Dias’ remarks echoed the findings of a report on the future of Canada’s auto sector published last spring by the Pembina Institute and the International Council on Clean Transportation, covered exclusively at the time by Electric Autonomy Canada.

That report noted that of all the EV models global automakers have stated they will start producing in North America between 2020 and 2025 — investments totalling US$300 billion — none are earmarked for Canada.

Federal minister reaches out

According to the Star report, federal Industry Minister Navdeep Bains recently wrote a letter to Ford Canada president and CEO Dean Stonely, saying the choice to dedicate the Oakville plant to EV production would show “alignment between Ford’s commercial priorities and Canada’s commitment to sustainable growth.”

The Star also reports that Dias says he is not aware of the federal offer.
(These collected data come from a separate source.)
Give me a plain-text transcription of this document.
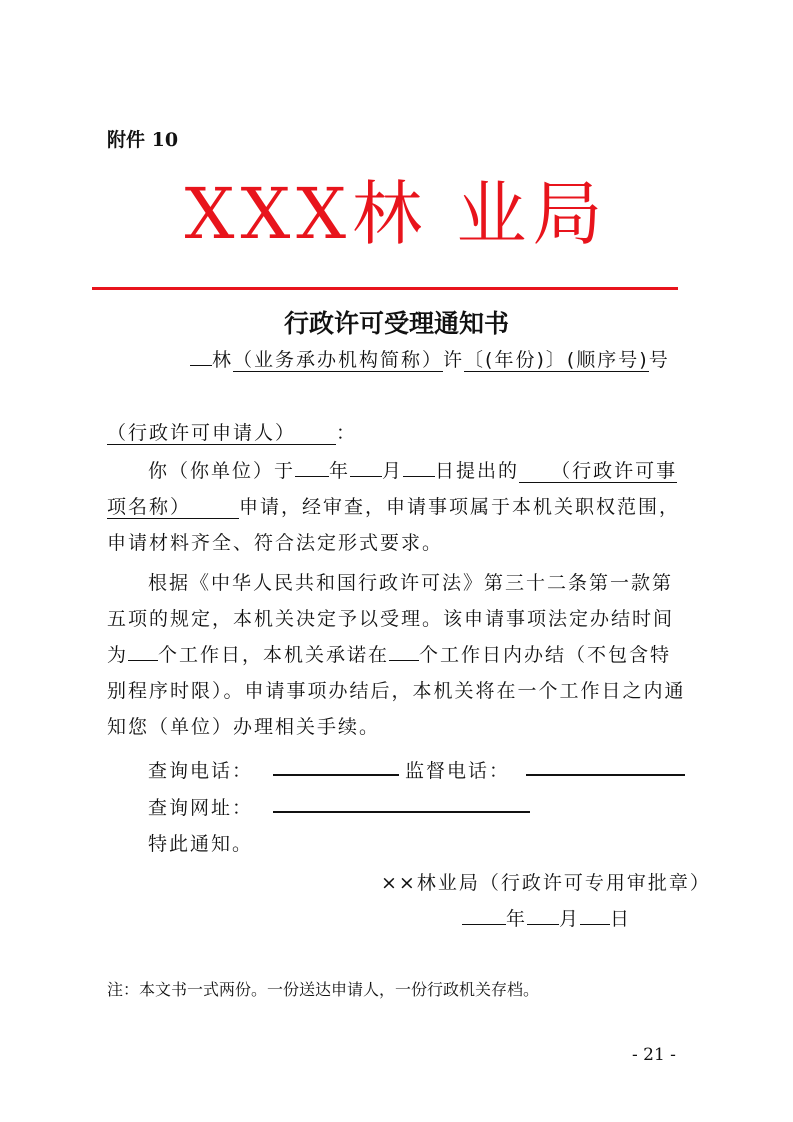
附件 10
XXX林 业局
行政许可受理通知书
林（业务承办机构简称）许〔(年份)〕(顺序号)号
（行政许可申请人） ：
你（你单位）于 年 月 日提出的 （行政许可事
项名称）	申请，经审查，申请事项属于本机关职权范围，
申请材料齐全、符合法定形式要求。
根据《中华人民共和国行政许可法》第三十二条第一款第
五项的规定，本机关决定予以受理。该申请事项法定办结时间
为 个工作日，本机关承诺在 个工作日内办结（不包含特
别程序时限）。申请事项办结后，本机关将在一个工作日之内通
知您（单位）办理相关手续。
查询电话：	监督电话：
查询网址：
特此通知。
××林业局（行政许可专用审批章）
年 月 日
注：本文书一式两份。一份送达申请人，一份行政机关存档。
- 21 -
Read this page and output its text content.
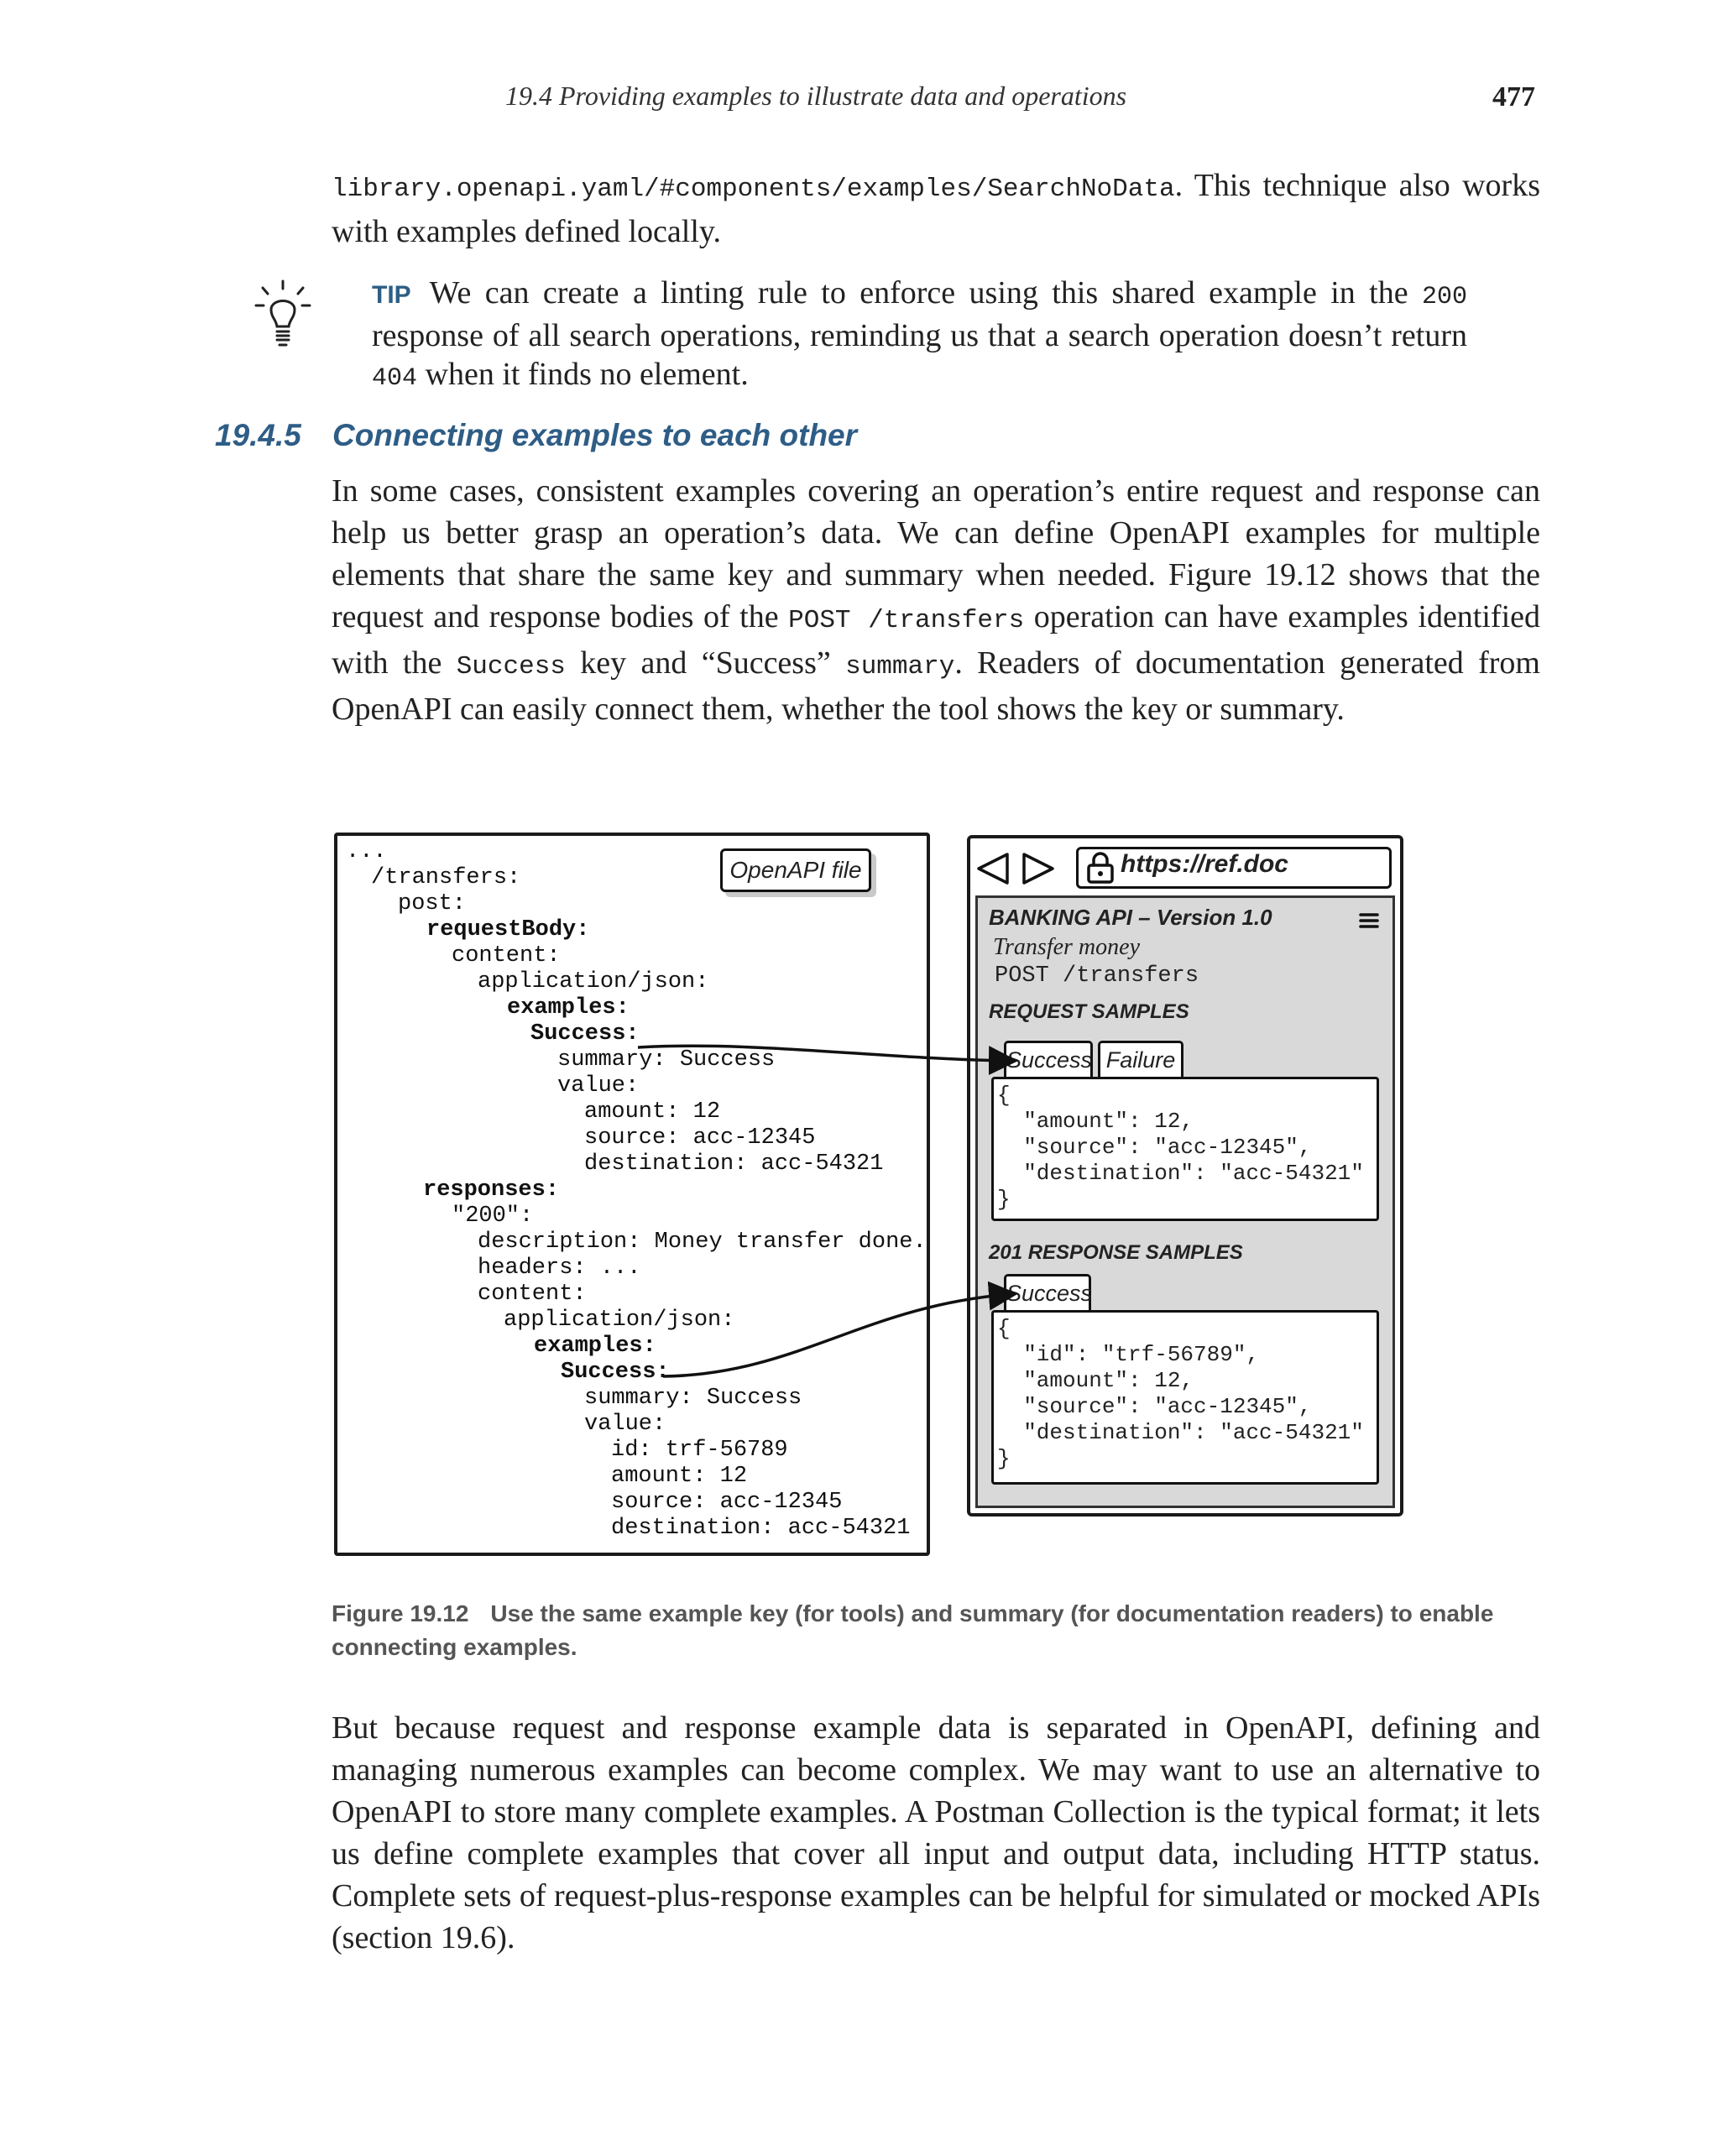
19.4 Providing examples to illustrate data and operations	477
library.openapi.yaml/#components/examples/SearchNoData. This technique also works with examples defined locally.
TIP We can create a linting rule to enforce using this shared example in the 200 response of all search operations, reminding us that a search operation doesn’t return 404 when it finds no element.
19.4.5 Connecting examples to each other
In some cases, consistent examples covering an operation’s entire request and response can help us better grasp an operation’s data. We can define OpenAPI examples for multiple elements that share the same key and summary when needed. Figure 19.12 shows that the request and response bodies of the POST /transfers operation can have examples identified with the Success key and “Success” summary. Readers of documentation generated from OpenAPI can easily connect them, whether the tool shows the key or summary.
OpenAPI file

...

/transfers:

post:

requestBody:

content:

application/json:

examples:

Success:

summary: Success

value:

amount: 12

source: acc-12345

destination: acc-54321

responses:

"200":

description: Money transfer done.

headers: ...

content:

application/json:

examples:

Success:

summary: Success

value:

id: trf-56789

amount: 12

source: acc-12345

destination: acc-54321

https://ref.doc
BANKING API – Version 1.0
Transfer money
POST /transfers
REQUEST SAMPLES
Success Failure
{
"amount": 12,
"source": "acc-12345",
"destination": "acc-54321"
}
201 RESPONSE SAMPLES
Success
{
"id": "trf-56789",
"amount": 12,
"source": "acc-12345",
"destination": "acc-54321"
}
Figure 19.12 Use the same example key (for tools) and summary (for documentation readers) to enable connecting examples.
But because request and response example data is separated in OpenAPI, defining and managing numerous examples can become complex. We may want to use an alternative to OpenAPI to store many complete examples. A Postman Collection is the typical format; it lets us define complete examples that cover all input and output data, including HTTP status. Complete sets of request-plus-response examples can be helpful for simulated or mocked APIs (section 19.6).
A spokesperson for Minister Bains also declined direct comment.

However, just last week, Bains bylined an article in Policy Options arguing that Canada has the potential to be a leader in the battery supply chain for electric vehicles. In that piece, Bains wrote: “The opportunity for Canada to be a leader in electric transportation is enormous.”

Getting an EV production commitment from Ford — which is currently bringing electric versions of its top-selling F-150 pickup truck to market, as well as a new Mustang EV — would be a critical step in helping to make that opportunity a reality.